Pour certains participants, c’est l’occasion de s’initier à rouler en tandem, comme pour Michel, qui n’avait fait du tandem qu’une fois avec son épouse, il y a 30 ans. " Je n’ai fait qu’un seul essai pendant quelques minutes, et maintenant, je vais me lancer avec Loredana en se faisant mutuellement confiance." Loredana est déficiente visuelle depuis sa naissance, et elle, elle a découvert le tandem en 2015. Une discipline pour laquelle, elle a déjà des qualités, d’après elle. "L’aptitude, je l’ai. La résistance, je l’ai, mais la force est moins présente." Le tandem est une activité qui lui apporte aussi beaucoup de belles choses. "Cela m’apporte beaucoup de joie et cela me fait aussi beaucoup de bien, car je suis dans la nature et grâce à cette activité, je découvre des endroits, des places, que je ne pourrais voir autrement. Ce qui est aussi d’une grande richesse, est la rencontre avec le pilote. Ce n’est jamais le même pilote qui nous accompagne. Je fais aussi connaissance avec d’autres personnes. Et cet événement est aussi l’occasion de partager nos expériences."

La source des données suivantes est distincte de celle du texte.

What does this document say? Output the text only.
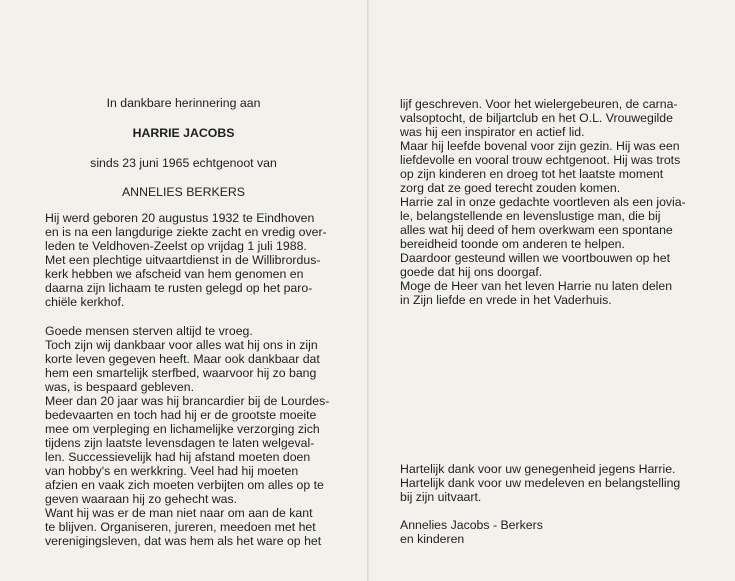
In dankbare herinnering aan
HARRIE JACOBS
sinds 23 juni 1965 echtgenoot van
ANNELIES BERKERS
Hij werd geboren 20 augustus 1932 te Eindhoven
en is na een langdurige ziekte zacht en vredig over-
leden te Veldhoven-Zeelst op vrijdag 1 juli 1988.
Met een plechtige uitvaartdienst in de Willibrordus-
kerk hebben we afscheid van hem genomen en
daarna zijn lichaam te rusten gelegd op het paro-
chiële kerkhof.
Goede mensen sterven altijd te vroeg.
Toch zijn wij dankbaar voor alles wat hij ons in zijn
korte leven gegeven heeft. Maar ook dankbaar dat
hem een smartelijk sterfbed, waarvoor hij zo bang
was, is bespaard gebleven.
Meer dan 20 jaar was hij brancardier bij de Lourdes-
bedevaarten en toch had hij er de grootste moeite
mee om verpleging en lichamelijke verzorging zich
tijdens zijn laatste levensdagen te laten welgeval-
len. Successievelijk had hij afstand moeten doen
van hobby's en werkkring. Veel had hij moeten
afzien en vaak zich moeten verbijten om alles op te
geven waaraan hij zo gehecht was.
Want hij was er de man niet naar om aan de kant
te blijven. Organiseren, jureren, meedoen met het
verenigingsleven, dat was hem als het ware op het
lijf geschreven. Voor het wielergebeuren, de carna-
valsoptocht, de biljartclub en het O.L. Vrouwegilde
was hij een inspirator en actief lid.
Maar hij leefde bovenal voor zijn gezin. Hij was een
liefdevolle en vooral trouw echtgenoot. Hij was trots
op zijn kinderen en droeg tot het laatste moment
zorg dat ze goed terecht zouden komen.
Harrie zal in onze gedachte voortleven als een jovia-
le, belangstellende en levenslustige man, die bij
alles wat hij deed of hem overkwam een spontane
bereidheid toonde om anderen te helpen.
Daardoor gesteund willen we voortbouwen op het
goede dat hij ons doorgaf.
Moge de Heer van het leven Harrie nu laten delen
in Zijn liefde en vrede in het Vaderhuis.
Hartelijk dank voor uw genegenheid jegens Harrie.
Hartelijk dank voor uw medeleven en belangstelling
bij zijn uitvaart.
Annelies Jacobs - Berkers
en kinderen
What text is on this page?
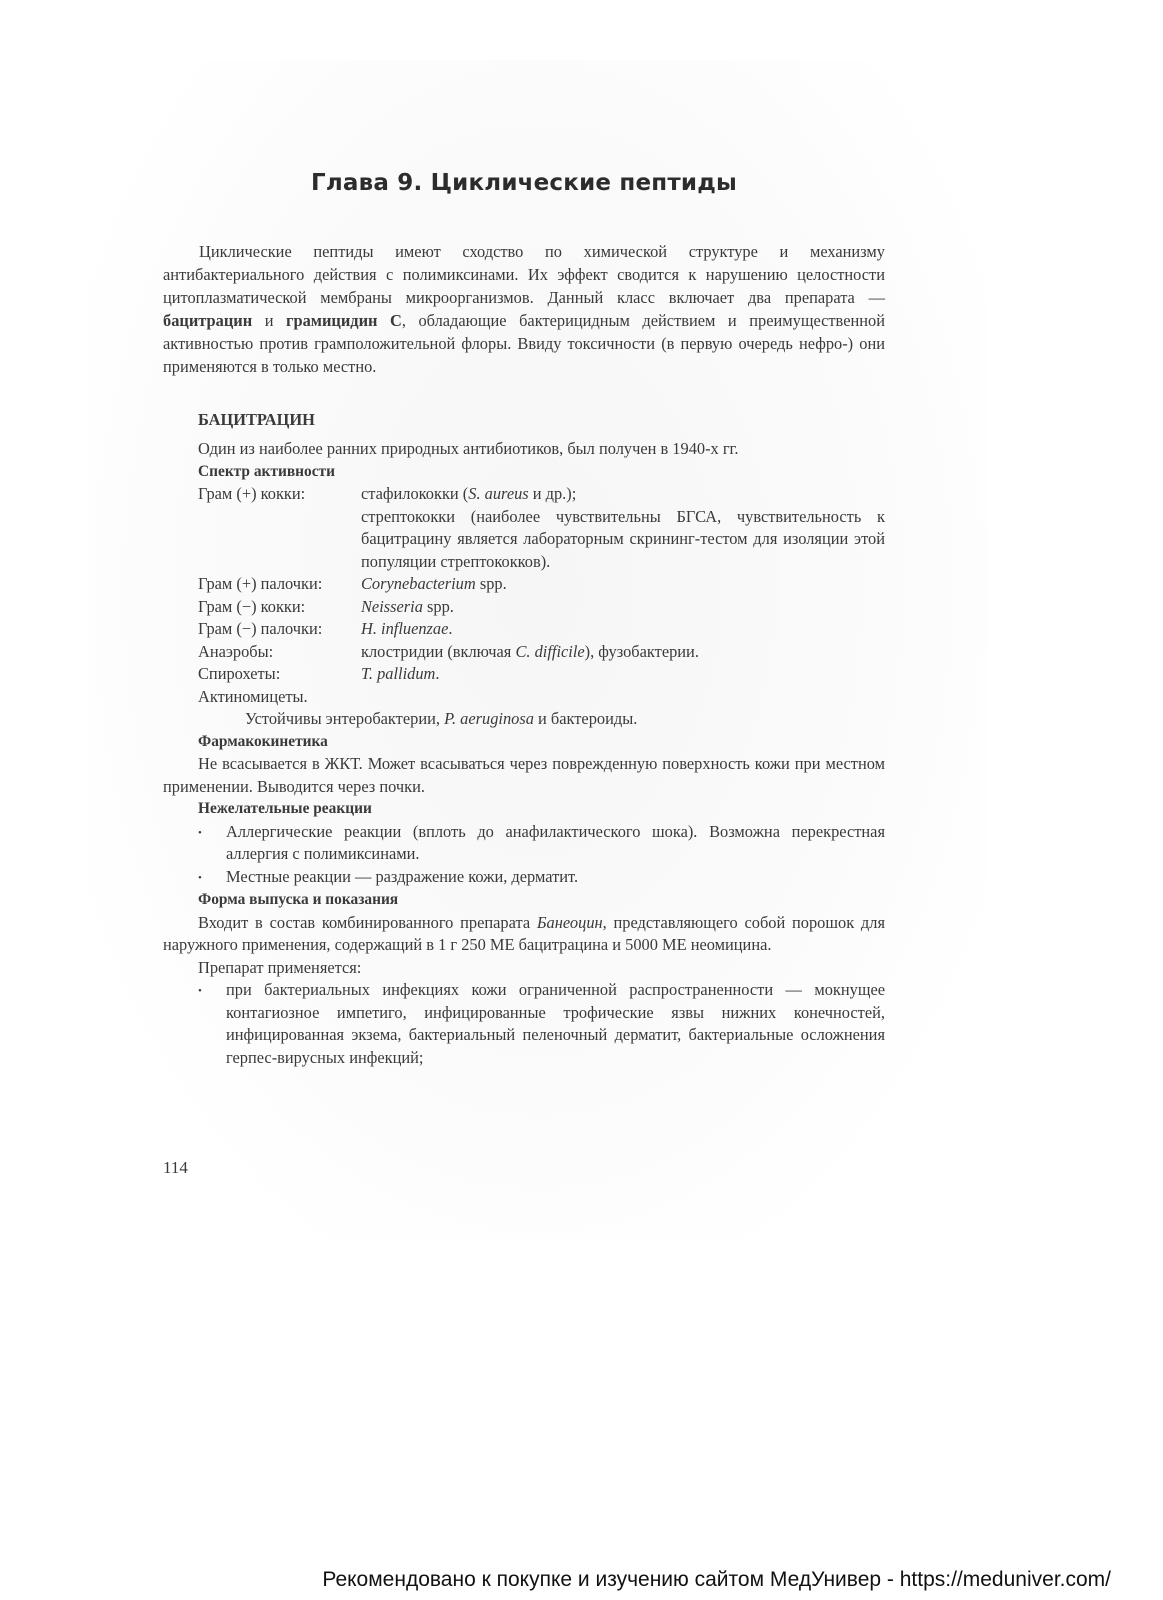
Глава 9. Циклические пептиды

Циклические пептиды имеют сходство по химической структуре и механизму антибактериального действия с полимиксинами. Их эффект сводится к нарушению целостности цитоплазматической мембраны микроорганизмов. Данный класс включает два препарата — бацитрацин и грамицидин С, обладающие бактерицидным действием и преимущественной активностью против грамположительной флоры. Ввиду токсичности (в первую очередь нефро-) они применяются в только местно.

БАЦИТРАЦИН

Один из наиболее ранних природных антибиотиков, был получен в 1940-х гг.

Спектр активности

Грам (+) кокки:	стафилококки (S. aureus и др.);
стрептококки (наиболее чувствительны БГСА, чувствительность к бацитрацину является лабораторным скрининг-тестом для изоляции этой популяции стрептококков).
Грам (+) палочки:	Corynebacterium spp.
Грам (−) кокки:	Neisseria spp.
Грам (−) палочки:	H. influenzae.
Анаэробы:	клостридии (включая C. difficile), фузобактерии.
Спирохеты:	T. pallidum.
Актиномицеты.

Устойчивы энтеробактерии, P. aeruginosa и бактероиды.

Фармакокинетика

Не всасывается в ЖКТ. Может всасываться через поврежденную поверхность кожи при местном применении. Выводится через почки.

Нежелательные реакции

•	Аллергические реакции (вплоть до анафилактического шока). Возможна перекрестная аллергия с полимиксинами.
•	Местные реакции — раздражение кожи, дерматит.

Форма выпуска и показания

Входит в состав комбинированного препарата Банеоцин, представляющего собой порошок для наружного применения, содержащий в 1 г 250 МЕ бацитрацина и 5000 МЕ неомицина.

Препарат применяется:

•	при бактериальных инфекциях кожи ограниченной распространенности — мокнущее контагиозное импетиго, инфицированные трофические язвы нижних конечностей, инфицированная экзема, бактериальный пеленочный дерматит, бактериальные осложнения герпес-вирусных инфекций;
114
Рекомендовано к покупке и изучению сайтом МедУнивер - https://meduniver.com/
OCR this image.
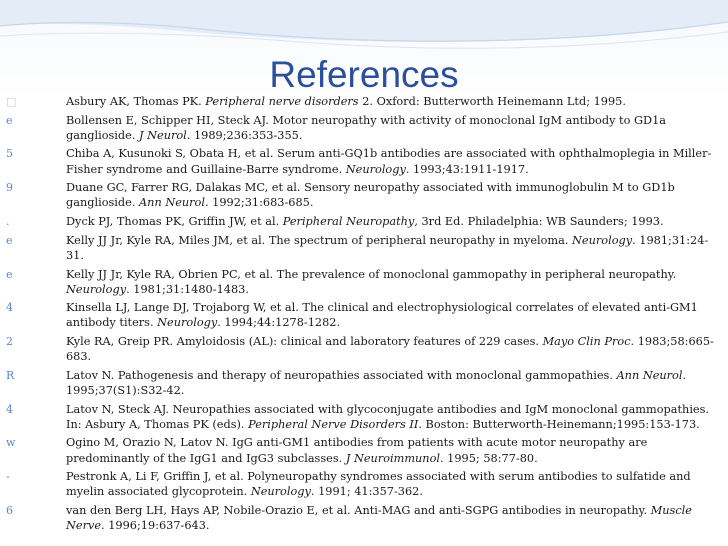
References
□	Asbury AK, Thomas PK. Peripheral nerve disorders 2. Oxford: Butterworth Heinemann Ltd; 1995.
e	Bollensen E, Schipper HI, Steck AJ. Motor neuropathy with activity of monoclonal IgM antibody to GD1a ganglioside. J Neurol. 1989;236:353-355.
5	Chiba A, Kusunoki S, Obata H, et al. Serum anti-GQ1b antibodies are associated with ophthalmoplegia in Miller-Fisher syndrome and Guillaine-Barre syndrome. Neurology. 1993;43:1911-1917.
9	Duane GC, Farrer RG, Dalakas MC, et al. Sensory neuropathy associated with immunoglobulin M to GD1b ganglioside. Ann Neurol. 1992;31:683-685.
.	Dyck PJ, Thomas PK, Griffin JW, et al. Peripheral Neuropathy, 3rd Ed. Philadelphia: WB Saunders; 1993.
e	Kelly JJ Jr, Kyle RA, Miles JM, et al. The spectrum of peripheral neuropathy in myeloma. Neurology. 1981;31:24-31.
e	Kelly JJ Jr, Kyle RA, Obrien PC, et al. The prevalence of monoclonal gammopathy in peripheral neuropathy. Neurology. 1981;31:1480-1483.
4	Kinsella LJ, Lange DJ, Trojaborg W, et al. The clinical and electrophysiological correlates of elevated anti-GM1 antibody titers. Neurology. 1994;44:1278-1282.
2	Kyle RA, Greip PR. Amyloidosis (AL): clinical and laboratory features of 229 cases. Mayo Clin Proc. 1983;58:665-683.
R	Latov N. Pathogenesis and therapy of neuropathies associated with monoclonal gammopathies. Ann Neurol. 1995;37(S1):S32-42.
4	Latov N, Steck AJ. Neuropathies associated with glycoconjugate antibodies and IgM monoclonal gammopathies. In: Asbury A, Thomas PK (eds). Peripheral Nerve Disorders II. Boston: Butterworth-Heinemann;1995:153-173.
w	Ogino M, Orazio N, Latov N. IgG anti-GM1 antibodies from patients with acute motor neuropathy are predominantly of the IgG1 and IgG3 subclasses. J Neuroimmunol. 1995; 58:77-80.
-	Pestronk A, Li F, Griffin J, et al. Polyneuropathy syndromes associated with serum antibodies to sulfatide and myelin associated glycoprotein. Neurology. 1991; 41:357-362.
6	van den Berg LH, Hays AP, Nobile-Orazio E, et al. Anti-MAG and anti-SGPG antibodies in neuropathy. Muscle Nerve. 1996;19:637-643.
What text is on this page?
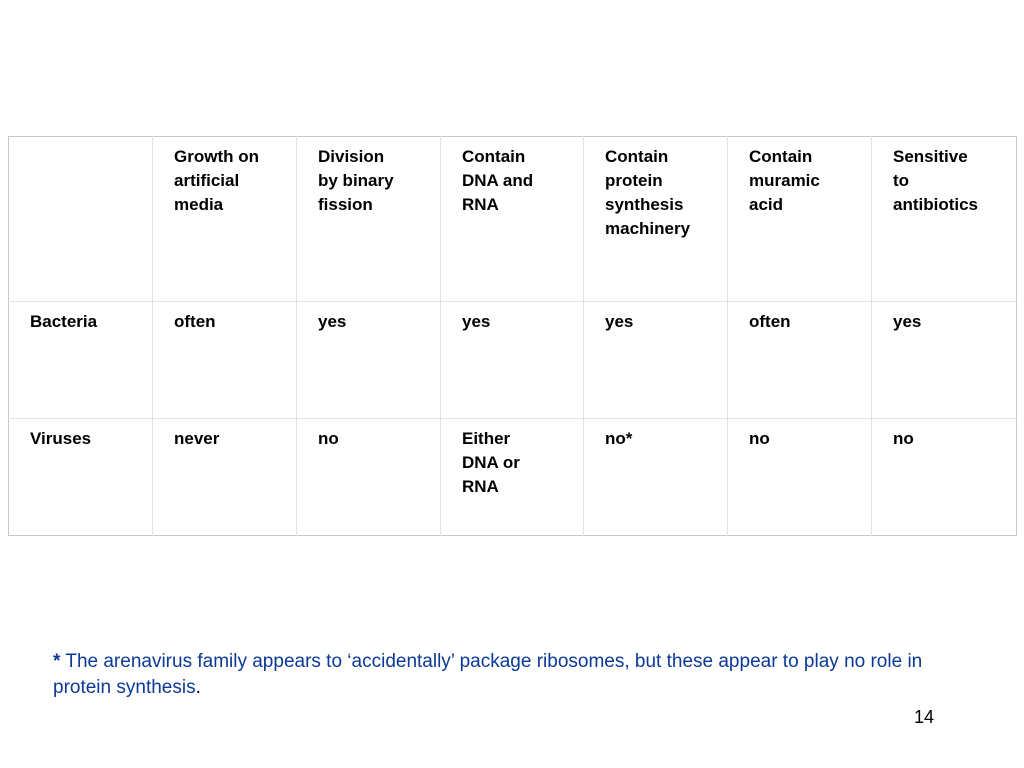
	Growth on
artificial
media	Division
by binary
fission	Contain
DNA and
RNA	Contain
protein
synthesis
machinery	Contain
muramic
acid	Sensitive
to
antibiotics
Bacteria	often	yes	yes	yes	often	yes
Viruses	never	no	Either
DNA or
RNA	no*	no	no
* The arenavirus family appears to ‘accidentally’ package ribosomes, but these appear to play no role in protein synthesis.
14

Parmi d’autres cyclistes présents à cet événement, le plaisir est également le mot qui revient dans leur bouche lorsqu’ils évoquent cette matinée sur le tandem. Pour Emma, atteinte de la polio, une maladie qui provoque une paralysie musculaire, "C’est vraiment de la liberté. C’est la liberté de faire quelque chose et de faire quelque chose avec d’autres, " raconte la jeune femme. Pour Michel, en tandem avec Emma, rouler en tandem n’a pas été sans difficultés." Ce qui a été difficile était la faible vitesse. Avec ce vélo, quand on ne va pas assez vite, c’est compliqué de rester droit. Je secoue donc Emma un peu de gauche à droite, mais j’essaye de garder le cap." confesse-t-il. Pour fonctionner correctement, la clé est la communication, et la coordination entre le pilote et son équipier, comme l’explique l’organisateur de cette balade en tandem, Dominique Jacquemin,"les deux pédaliers sont reliés. On ne sait donc pas pédaler l’un sans l’autre. Il faut une grande coordination. Si l’équipage ne fonctionne pas, le tandem n’avance pas."